Joe Pacal – Restoring Indigenous Lands
Business-Organization: Saint Michael Indian School
Joe Pacal has lived and worked on the Navajo Reservation for the past 18 years designing and implementing gardening programs and land restoration projects for schools and community organizations. In addition to working with public and private pre K to 12th grades, he designed vocational therapeutic programs for students with developmental and physical disabilities. He provided gardening activities and ceramics classes for “at risk” teenagers enrolled in a residential psychiatric care program. Previously he lived in Hawaii for 12 years as an environmental educator and promoter of “edible landscaping”, creating attractive landscape designs featuring food producing trees, perennial shrubs and other traditional food plants.
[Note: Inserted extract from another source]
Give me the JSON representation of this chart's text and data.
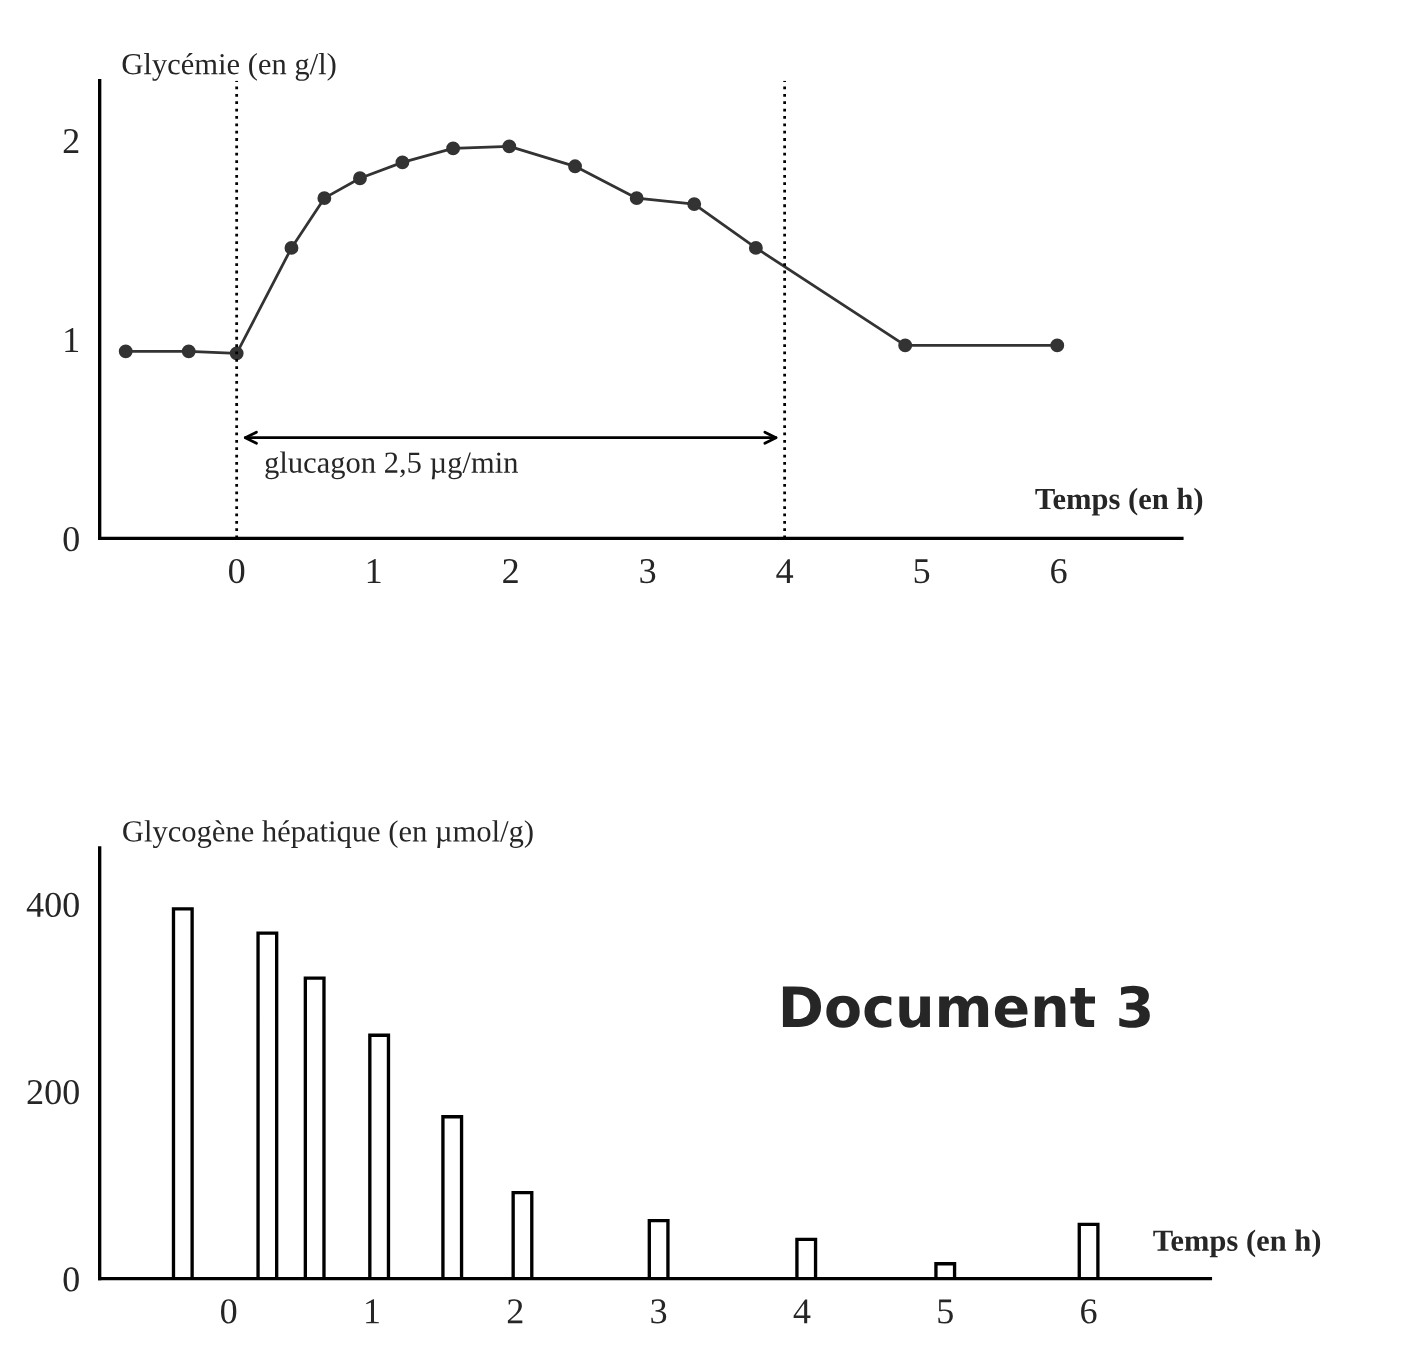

In these very different ecosystems, the intention has been the same, to help reconnect people to the healing potential of being in harmonious relationship with Mother Earth.
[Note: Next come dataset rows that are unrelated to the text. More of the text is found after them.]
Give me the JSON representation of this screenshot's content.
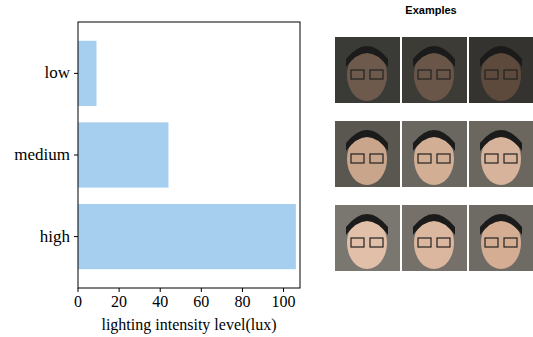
{
  "chart_data": {
    "type": "bar",
    "orientation": "horizontal",
    "categories": [
      "low",
      "medium",
      "high"
    ],
    "values": [
      9,
      44,
      106
    ],
    "color": "#a6cfef",
    "x_label": "lighting intensity level(lux)",
    "xlim": [
      0,
      108
    ],
    "xticks": [
      0,
      20,
      40,
      60,
      80,
      100
    ],
    "grid": false
  },
  "examples": {
    "title": "Examples"
  }
}
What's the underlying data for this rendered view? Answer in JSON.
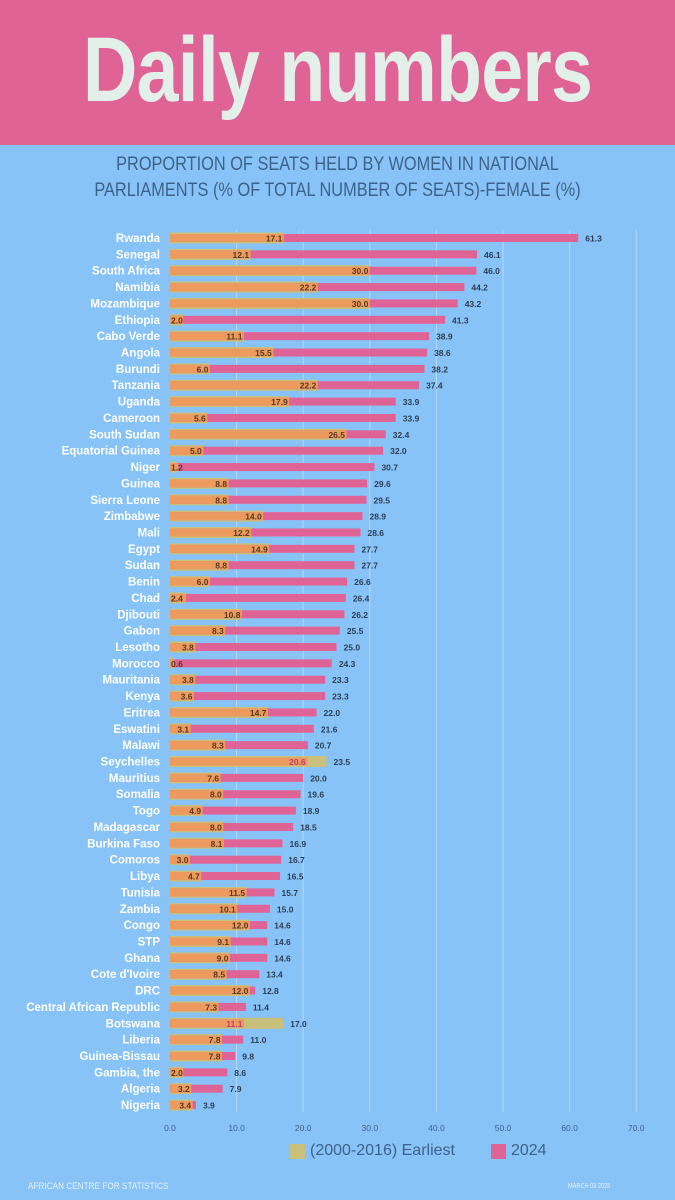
{
  "header": {
    "title": "Daily numbers"
  },
  "colors": {
    "header_bg": "#e06396",
    "background": "#88c3f7",
    "earliest": "#c9c07c",
    "overlap": "#ec9a5e",
    "latest": "#e06396",
    "label_dark": "#2d3e54",
    "country_label": "#ffffff"
  },
  "chart_data": {
    "type": "bar",
    "orientation": "horizontal",
    "title_lines": [
      "Proportion of seats held by women in national",
      "parliaments (% of total number of seats)-Female (%)"
    ],
    "xlabel": "",
    "ylabel": "",
    "xlim": [
      0,
      70
    ],
    "x_ticks": [
      "0.0",
      "10.0",
      "20.0",
      "30.0",
      "40.0",
      "50.0",
      "60.0",
      "70.0"
    ],
    "grid": true,
    "legend_position": "bottom",
    "categories": [
      "Rwanda",
      "Senegal",
      "South Africa",
      "Namibia",
      "Mozambique",
      "Ethiopia",
      "Cabo Verde",
      "Angola",
      "Burundi",
      "Tanzania",
      "Uganda",
      "Cameroon",
      "South Sudan",
      "Equatorial Guinea",
      "Niger",
      "Guinea",
      "Sierra Leone",
      "Zimbabwe",
      "Mali",
      "Egypt",
      "Sudan",
      "Benin",
      "Chad",
      "Djibouti",
      "Gabon",
      "Lesotho",
      "Morocco",
      "Mauritania",
      "Kenya",
      "Eritrea",
      "Eswatini",
      "Malawi",
      "Seychelles",
      "Mauritius",
      "Somalia",
      "Togo",
      "Madagascar",
      "Burkina Faso",
      "Comoros",
      "Libya",
      "Tunisia",
      "Zambia",
      "Congo",
      "STP",
      "Ghana",
      "Cote d'Ivoire",
      "DRC",
      "Central African Republic",
      "Botswana",
      "Liberia",
      "Guinea-Bissau",
      "Gambia, the",
      "Algeria",
      "Nigeria"
    ],
    "series": [
      {
        "name": "(2000-2016) Earliest",
        "values": [
          17.1,
          12.1,
          30.0,
          22.2,
          30.0,
          2.0,
          11.1,
          15.5,
          6.0,
          22.2,
          17.9,
          5.6,
          26.5,
          5.0,
          1.2,
          8.8,
          8.8,
          14.0,
          12.2,
          14.9,
          8.8,
          6.0,
          2.4,
          10.8,
          8.3,
          3.8,
          0.6,
          3.8,
          3.6,
          14.7,
          3.1,
          8.3,
          23.5,
          7.6,
          8.0,
          4.9,
          8.0,
          8.1,
          3.0,
          4.7,
          11.5,
          10.1,
          12.0,
          9.1,
          9.0,
          8.5,
          12.0,
          7.3,
          17.0,
          7.8,
          7.8,
          2.0,
          3.2,
          3.4
        ]
      },
      {
        "name": "2024",
        "values": [
          61.3,
          46.1,
          46.0,
          44.2,
          43.2,
          41.3,
          38.9,
          38.6,
          38.2,
          37.4,
          33.9,
          33.9,
          32.4,
          32.0,
          30.7,
          29.6,
          29.5,
          28.9,
          28.6,
          27.7,
          27.7,
          26.6,
          26.4,
          26.2,
          25.5,
          25.0,
          24.3,
          23.3,
          23.3,
          22.0,
          21.6,
          20.7,
          20.6,
          20.0,
          19.6,
          18.9,
          18.5,
          16.9,
          16.7,
          16.5,
          15.7,
          15.0,
          14.6,
          14.6,
          14.6,
          13.4,
          12.8,
          11.4,
          11.1,
          11.0,
          9.8,
          8.6,
          7.9,
          3.9
        ]
      }
    ]
  },
  "legend": {
    "items": [
      {
        "label": "(2000-2016) Earliest"
      },
      {
        "label": "2024"
      }
    ]
  },
  "footer": {
    "source": "AFRICAN CENTRE FOR STATISTICS",
    "date": "MARCH 03 2025"
  }
}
From 2016 to 2017 Pacal served as the Lead Horticulturist for PICH (Partnerships to Improve Community Health) a program funded by the Center for Disease Control to promote improved nutrition by increasing access to fresh fruits and vegetables grown locally in school and community gardens. (See the PICH article)
Currently Pacal works at Saint Michael Indian School where he has taught high school classes in environmental science and ecology taking advantage of the school’s 440 acres of land (which includes two riparian corridors) as an outdoor classroom. He coordinates garden activities for all grades, pre-k to 12th, manages a native plant nursery and engages students in land restoration projects. A training program for school garden specialists, native plant landscaping and land restoration is envisioned to build capacity for maximizing the potential of school and community gardens on the Navajo Reservation and around the world.
Saint Michaels, AZ
United States
Website: http://Sjoepacal.com
Social Media: https://www.facebook.com/joe.pacal
Workshop(s)
Workshop 1: School and Community Gardens and Land Restoration on the Navajo Reservation
Schools, community organizations, local governments and churches have the potential to be powerful instruments of social change. Growing more food locally using regenerative agricultural methods has many benefits – improving health and academic performance in students, reconnecting people to nature, restoring soil and wildlife habitat locally and reducing our dependance on the destructive practices of industrial agriculture. We heard about programs and partnerships that are developing and being implemented on the Navajo Reservation and discuss what can be done in your community.